“İŞ CİNAYETLERİ KADERSE PATRONLAR ÖLSÜN!” – EÖC

İŞ CİNAYETLERİ KADERSE PATRONLAR ÖLSÜN!

Amasra’da yaşanan grizu patlamasında 41 kardeşimiz yaşamını yitirdi. Her şeyden önce hayatını kaybeden kardeşlerimizin ailelerinin acısını paylaşıyor, öfkelerini yüreğimizde taşıyoruz. Maden ocaklarında yaşanan işçi katliamları unutmamıza fırsat vermeyecek kadar sık yaşanıyor. Sadece 2004 yılından bu yana onlarca maden kazası yaşandı ve yüzlerce işçi hayatını kaybetti. Devletin doğrudan işveren konumunda olduğu veya denetim sorumluluğun ağır ihmali nedeniyle yaşanan her katliamdan sonra kader vurgusu öne çıkarıldı. Ölen işçiler şehit ilan edilip, cenazeleri bayrağa sarılarak kaldırıldı. İşçileri şehit değil, insan olarak dahi görmediklerini, bayakla esas olarak kendi suçlarını örttüklerini biliyoruz. Bu, siyasi sorumluluğa yapılan bir vurgu değil, somut olarak cinayet şüphelisi olan kamu görevlilerinin nasıl korunup kolandıklarından öğrenmiş olduğumuz gerçeklerdir.

2013 yılında Zonguldak Kozlu’da yaşanan maden katliamında 8 işçi yaşamını yitirdi, o dönem Türkiye Taşkömürü Kurumu (TTK) Kozlu Müeessese Müdürü olan Kazım Eroğlu yargılandı ve para cezasıyla “ödüllendirildi.” Bununla da kalınmadı; aynı şahs 8 madencinin ölümü nedeniyle yargılanırken terfi ettirilerek TTK Genel Müdürü yapıldı. 301 madencinin katledildiği Soma yargılamalarında sanıklara Taksir ve Bilinçli Taksirden düşük ceza verilmesini hukuka aykırı bulan ve tüm sanıkların olası kastla 301 kişiyi öldürmekten yargılanması gerektiğine hükmeden Yargıtay dairesinin 3 üyesi derhal görevden alındı ve yerlerine atanan üyelerle Yargıtay kararı değiştirildi. Bugün, katliama kader diyenler, cenaze başında dua okuyan bakanlar katillerin terfi kararlarında da imzası olanlardır.

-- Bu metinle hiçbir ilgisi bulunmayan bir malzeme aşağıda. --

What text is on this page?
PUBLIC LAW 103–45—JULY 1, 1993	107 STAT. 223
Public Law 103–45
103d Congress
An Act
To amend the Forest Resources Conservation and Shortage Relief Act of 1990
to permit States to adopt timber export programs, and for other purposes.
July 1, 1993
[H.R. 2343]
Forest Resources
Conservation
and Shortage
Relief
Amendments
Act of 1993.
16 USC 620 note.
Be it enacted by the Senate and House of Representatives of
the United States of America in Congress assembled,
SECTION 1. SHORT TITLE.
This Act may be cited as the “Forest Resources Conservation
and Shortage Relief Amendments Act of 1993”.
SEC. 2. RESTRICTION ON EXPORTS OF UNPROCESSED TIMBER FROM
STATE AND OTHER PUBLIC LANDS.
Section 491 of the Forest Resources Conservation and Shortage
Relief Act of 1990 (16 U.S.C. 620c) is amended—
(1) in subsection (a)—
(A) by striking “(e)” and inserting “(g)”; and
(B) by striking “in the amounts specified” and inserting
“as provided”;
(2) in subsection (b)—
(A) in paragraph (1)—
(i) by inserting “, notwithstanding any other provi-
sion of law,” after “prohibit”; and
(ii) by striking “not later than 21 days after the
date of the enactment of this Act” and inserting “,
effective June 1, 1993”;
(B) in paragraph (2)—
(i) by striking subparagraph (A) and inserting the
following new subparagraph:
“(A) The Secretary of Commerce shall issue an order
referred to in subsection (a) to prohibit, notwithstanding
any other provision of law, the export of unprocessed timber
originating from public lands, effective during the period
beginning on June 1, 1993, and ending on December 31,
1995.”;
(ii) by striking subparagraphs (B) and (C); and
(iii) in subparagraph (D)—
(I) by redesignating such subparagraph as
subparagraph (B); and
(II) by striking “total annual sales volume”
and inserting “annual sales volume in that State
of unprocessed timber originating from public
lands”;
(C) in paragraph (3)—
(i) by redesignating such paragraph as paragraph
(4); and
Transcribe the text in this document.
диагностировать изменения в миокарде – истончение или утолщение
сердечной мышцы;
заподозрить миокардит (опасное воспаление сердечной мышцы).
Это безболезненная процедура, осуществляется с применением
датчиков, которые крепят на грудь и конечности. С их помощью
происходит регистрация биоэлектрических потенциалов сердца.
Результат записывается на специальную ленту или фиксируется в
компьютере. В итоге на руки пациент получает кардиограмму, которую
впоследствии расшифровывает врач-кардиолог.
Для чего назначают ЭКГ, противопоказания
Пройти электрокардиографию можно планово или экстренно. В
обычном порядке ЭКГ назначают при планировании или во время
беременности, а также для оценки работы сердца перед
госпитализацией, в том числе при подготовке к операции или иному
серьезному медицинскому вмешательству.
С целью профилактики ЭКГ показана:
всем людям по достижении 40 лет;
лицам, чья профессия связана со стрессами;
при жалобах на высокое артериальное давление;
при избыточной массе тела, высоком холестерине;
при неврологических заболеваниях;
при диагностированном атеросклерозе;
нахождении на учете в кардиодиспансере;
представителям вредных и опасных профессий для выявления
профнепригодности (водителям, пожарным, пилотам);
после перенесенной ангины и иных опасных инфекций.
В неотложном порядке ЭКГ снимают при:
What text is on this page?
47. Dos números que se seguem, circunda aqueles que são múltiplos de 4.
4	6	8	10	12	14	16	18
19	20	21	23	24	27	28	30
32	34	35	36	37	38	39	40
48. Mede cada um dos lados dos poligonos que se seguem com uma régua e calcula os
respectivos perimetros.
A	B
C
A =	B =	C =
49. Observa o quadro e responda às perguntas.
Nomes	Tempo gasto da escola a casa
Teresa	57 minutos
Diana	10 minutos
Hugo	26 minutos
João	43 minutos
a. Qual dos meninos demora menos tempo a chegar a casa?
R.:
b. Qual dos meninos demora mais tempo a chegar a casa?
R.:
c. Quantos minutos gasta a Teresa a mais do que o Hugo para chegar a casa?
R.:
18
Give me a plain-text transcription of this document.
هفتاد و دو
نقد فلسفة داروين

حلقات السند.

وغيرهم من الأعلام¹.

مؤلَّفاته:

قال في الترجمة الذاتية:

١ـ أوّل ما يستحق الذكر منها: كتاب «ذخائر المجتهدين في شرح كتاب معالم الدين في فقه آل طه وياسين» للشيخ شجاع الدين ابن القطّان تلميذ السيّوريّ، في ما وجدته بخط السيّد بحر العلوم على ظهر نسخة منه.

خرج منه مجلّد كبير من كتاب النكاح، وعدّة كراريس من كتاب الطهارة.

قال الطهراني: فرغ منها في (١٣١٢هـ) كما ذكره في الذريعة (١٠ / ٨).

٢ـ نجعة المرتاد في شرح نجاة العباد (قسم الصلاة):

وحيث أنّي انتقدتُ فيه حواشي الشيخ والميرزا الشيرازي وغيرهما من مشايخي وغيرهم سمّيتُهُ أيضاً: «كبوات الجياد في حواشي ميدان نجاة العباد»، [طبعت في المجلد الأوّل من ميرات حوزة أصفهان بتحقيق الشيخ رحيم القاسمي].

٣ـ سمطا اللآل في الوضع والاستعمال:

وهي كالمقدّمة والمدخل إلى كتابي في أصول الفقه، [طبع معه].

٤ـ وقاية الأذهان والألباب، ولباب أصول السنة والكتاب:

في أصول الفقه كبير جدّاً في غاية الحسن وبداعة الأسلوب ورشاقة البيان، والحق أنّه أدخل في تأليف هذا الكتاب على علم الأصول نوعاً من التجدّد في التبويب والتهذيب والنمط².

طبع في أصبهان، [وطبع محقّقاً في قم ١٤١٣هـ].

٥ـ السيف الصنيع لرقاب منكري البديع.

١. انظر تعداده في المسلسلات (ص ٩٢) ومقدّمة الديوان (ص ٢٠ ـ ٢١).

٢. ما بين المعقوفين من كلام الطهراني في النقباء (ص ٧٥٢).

Madenciler aileleri için, ekmek için, sadece nefes alıp yaşayabilmek için girdikleri maden ocaklarında gözünü kar hırsı bürümüş patronların ve onların resmi işlerini gören kamu görevlilerinin uyarılara rağmen almadıkları tedbirler nedeniyle yaşamlarını yitirdiler. Amasra madeni için hazırlanmış 2019 tarihli Sayıştay raporu grizu patlaması yaşanabileceği yönünde uyarılarda bulunurken önlem almayan bakanların ve diğer yetkililerin sahte üzüntüleri kimseyi ikna edemeyecektir. Patronlar ve kişisel zenginliği tek amaç edinmiş kapitalist bürokratlar, bakanlar ve bir bütün olarak AKP – MHP iktidarı bu katliamın hukuken ve siyaseten sorumlusudur.

İşçilerin, emekçilerin iş cinayetlerinde, katliamlarında her katledilişinde kader” söylemine başvuran patronlara ve onların hükümetlerine diyoruz ki; iş cinayetlerinde patronları pas geçen, unutan bir kaderi kabul etmiyoruz. İş cinayetlerinde ölmek sadece işçilerin kaderi olamaz. Kaderse artık patronlar da bu kaderden nasiplensin. Kaderse artık patronlar ve onların siyasi sözcüleri ölsün.

Tüm işçi ve emekçiler olarak, bu bilinç ve kararlılıkla bu yağma, yolsuzluk, sömürü ve ölüm düzenine, kapitalist düzene karşı birlik olalım ve mücadeleyi büyütelim.İşçi, emekçi halkın katillerinden hesap sorana, bu sömürü ve yağma düzenini yıkıp, özgürlük ve komün toplumunu kurana dek mücadelemiz sürecek.